Il piano varato in extremis dal Portogallo per ricapitalizzare per due miliardi il Novo Banco, a spese dei grandi investitori istituzionali, basta da solo a spiegare con quanto timore si guardasse in Europa alle nuove norme sul bail-in: pur di evitare il rischio di un salvataggio a spese dei risparmiatori, la Banca di Portogallo ha preferito una manovra che ha colto di sorpresa e suscitato le ire di soggetti del calibro di Pimco e BlackRock, che ora preannunciano valanghe di azioni legali e che già domani potrebbero lanciare più di un segnale alla Borsa di Lisbona. Il piano adottato per il Novo Banco, nei fatti un secondo salvataggio dopo il primo da 4,9 miliardi di fondi pubblici (autorizzati da Bruxelles) iniettati negli anni scorsi, prevede il trasferimento di due miliardi di obbligazioni senior, quasi interamente sottoscritte dai fondi, al Banco Espirito Santo, bad bank in via di liquidazione che quindi non potrà onorare i debiti, destinati così a essere praticamente azzerati. Visti i paletti posti dalla Commissione europea sugli aiuti di Stato, l’alternativa sarebbe stata quella di coinvolgere i risparmiatori, una mossa che politicamente nessuno in Portogallo – governato da una fragile maggioranza di centro sinistra - ha osato avallare.

Intanto, in Germania si procede con il salvataggio di Hsh Nordbank, la quinta banca regionale tedesca. Storia complessa, e discussa, che inizia otto anni fa con la crisi dei mutui subprime e ha visto un aumento di capitale da 3 miliardi nel 2008, cui si sono aggiunti 10 miliardi di garanzie prestate dalla Città di Amburgo, che insieme con il Land dello Schleswig-Holstein ne controlla l’85,3%; l’ultimo capitolo a novembre, quando la Commissione europea ha autorizzato altri 3 miliardi di garanzie pubbliche per accompagnare la privatizzazione entro i prossimi due anni.

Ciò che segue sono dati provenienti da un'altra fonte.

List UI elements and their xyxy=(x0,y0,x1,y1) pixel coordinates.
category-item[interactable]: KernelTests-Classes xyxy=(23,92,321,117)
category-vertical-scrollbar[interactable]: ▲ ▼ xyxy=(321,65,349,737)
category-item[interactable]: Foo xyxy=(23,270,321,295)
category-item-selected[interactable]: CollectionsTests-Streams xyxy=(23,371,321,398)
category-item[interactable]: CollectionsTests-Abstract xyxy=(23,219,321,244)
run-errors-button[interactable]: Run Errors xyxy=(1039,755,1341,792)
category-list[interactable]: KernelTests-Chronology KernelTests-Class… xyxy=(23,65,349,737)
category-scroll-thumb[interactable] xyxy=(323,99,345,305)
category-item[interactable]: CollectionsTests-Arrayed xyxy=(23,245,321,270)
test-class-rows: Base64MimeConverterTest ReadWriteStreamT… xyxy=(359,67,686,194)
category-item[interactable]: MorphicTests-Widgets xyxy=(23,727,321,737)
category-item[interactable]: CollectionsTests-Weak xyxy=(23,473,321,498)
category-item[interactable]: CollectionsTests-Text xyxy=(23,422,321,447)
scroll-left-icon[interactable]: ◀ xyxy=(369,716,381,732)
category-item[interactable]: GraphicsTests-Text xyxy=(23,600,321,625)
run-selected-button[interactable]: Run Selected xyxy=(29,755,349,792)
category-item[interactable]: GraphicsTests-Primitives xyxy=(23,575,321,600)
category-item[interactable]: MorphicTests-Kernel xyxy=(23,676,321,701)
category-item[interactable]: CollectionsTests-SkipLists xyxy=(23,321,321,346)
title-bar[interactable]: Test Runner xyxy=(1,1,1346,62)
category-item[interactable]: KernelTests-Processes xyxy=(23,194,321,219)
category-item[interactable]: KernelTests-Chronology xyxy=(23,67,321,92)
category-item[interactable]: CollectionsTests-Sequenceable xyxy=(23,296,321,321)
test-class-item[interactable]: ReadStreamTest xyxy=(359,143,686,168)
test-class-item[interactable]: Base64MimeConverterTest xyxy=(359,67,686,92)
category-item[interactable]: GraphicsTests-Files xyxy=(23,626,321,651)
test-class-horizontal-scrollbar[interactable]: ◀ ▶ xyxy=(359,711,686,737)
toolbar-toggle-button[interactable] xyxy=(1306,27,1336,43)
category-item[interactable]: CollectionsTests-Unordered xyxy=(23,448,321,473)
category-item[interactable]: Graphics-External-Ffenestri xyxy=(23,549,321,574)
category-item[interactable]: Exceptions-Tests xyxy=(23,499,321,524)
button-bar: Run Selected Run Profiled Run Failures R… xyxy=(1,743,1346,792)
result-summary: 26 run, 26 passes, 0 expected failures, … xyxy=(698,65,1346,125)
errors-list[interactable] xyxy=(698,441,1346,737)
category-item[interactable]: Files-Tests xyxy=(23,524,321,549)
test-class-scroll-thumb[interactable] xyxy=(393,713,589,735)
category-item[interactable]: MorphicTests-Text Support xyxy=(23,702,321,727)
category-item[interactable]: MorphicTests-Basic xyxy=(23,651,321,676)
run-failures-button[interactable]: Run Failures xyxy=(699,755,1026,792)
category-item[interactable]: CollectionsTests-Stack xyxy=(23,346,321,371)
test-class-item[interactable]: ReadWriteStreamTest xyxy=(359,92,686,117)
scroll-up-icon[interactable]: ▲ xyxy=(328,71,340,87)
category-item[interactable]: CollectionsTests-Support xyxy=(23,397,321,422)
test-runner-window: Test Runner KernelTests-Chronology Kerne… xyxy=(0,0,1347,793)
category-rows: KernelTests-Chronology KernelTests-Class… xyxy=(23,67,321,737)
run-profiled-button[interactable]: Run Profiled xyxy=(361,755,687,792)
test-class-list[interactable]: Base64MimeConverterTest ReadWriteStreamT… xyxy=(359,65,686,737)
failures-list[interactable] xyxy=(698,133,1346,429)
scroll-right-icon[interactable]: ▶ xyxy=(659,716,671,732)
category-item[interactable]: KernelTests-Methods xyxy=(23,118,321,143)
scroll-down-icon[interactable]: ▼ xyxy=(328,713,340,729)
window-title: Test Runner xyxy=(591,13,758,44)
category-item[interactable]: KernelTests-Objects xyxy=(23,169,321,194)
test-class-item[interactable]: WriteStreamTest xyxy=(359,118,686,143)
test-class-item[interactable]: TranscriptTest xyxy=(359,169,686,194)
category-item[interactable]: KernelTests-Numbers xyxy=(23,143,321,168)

Un intervento pubblico, si è osservato in quei giorni tra il Tesoro italiano e la Banca d’Italia, decisamente più invasivo di quello che quasi contemporaneamente la Commissione europea ha stoppato all’Italia, che per Banca Marche, Popolare Etruria, CariFerrara e CariChieti aveva elaborato un salvataggio coperto da risorse private attraverso il Fondo interbancario: di qui la necessità di un piano B, con il coinvolgimento dei risparmiatori e l’attivazione di un arbitrato che cercherà di rifondere i più danneggiati nei prossimi mesi, mentre intanto il bail-in è diventato legge.

E gli strascichi legali rimangono sia per i salvataggi attuati dal 2009 in avanti nelle banche spagnole e ancora di più in quelle slovene. Caso circoscritto quanto ad ammontare (cinque banche coinvolte e azzeramento di bond per 445 milioni) ma controverso in punta di diritto: le autorità di Lubiana, infatti, hanno optato per misure di burden sharing prima ancora che fosse legge ma semplicemente sulla base di una comunicazione della Commissione europea del luglio 2013, scatenando una raffica di ricorsi dei risparmiatori che prima hanno interpellato la Corte costituzionale slovena e oggi sono sul tavolo della Corte di giustizia europea.

C’è chi guarda ora con curiosità interesse al destino delle greche Alpha Bank, Euro Bank, Piraeus Bank (recentemente ricapitalizzate con 10 miliardi). Ma anche se queste ultime fossero in salvo è certo che le partite in sospeso in giro per l’Europa rimangono tante, eredità difformi e spesso spinose di quella stagione che ha visto gli Stati iniettare decine di miliardi di euro nelle banche per evitarne il fallimento. Dalla Germania, che ha speso 248 miliardi, fino all’Italia, dove i miliardi sono stati solo quattro e peraltro nel frattempo rientrati (con interessi) nelle casse del Fisco.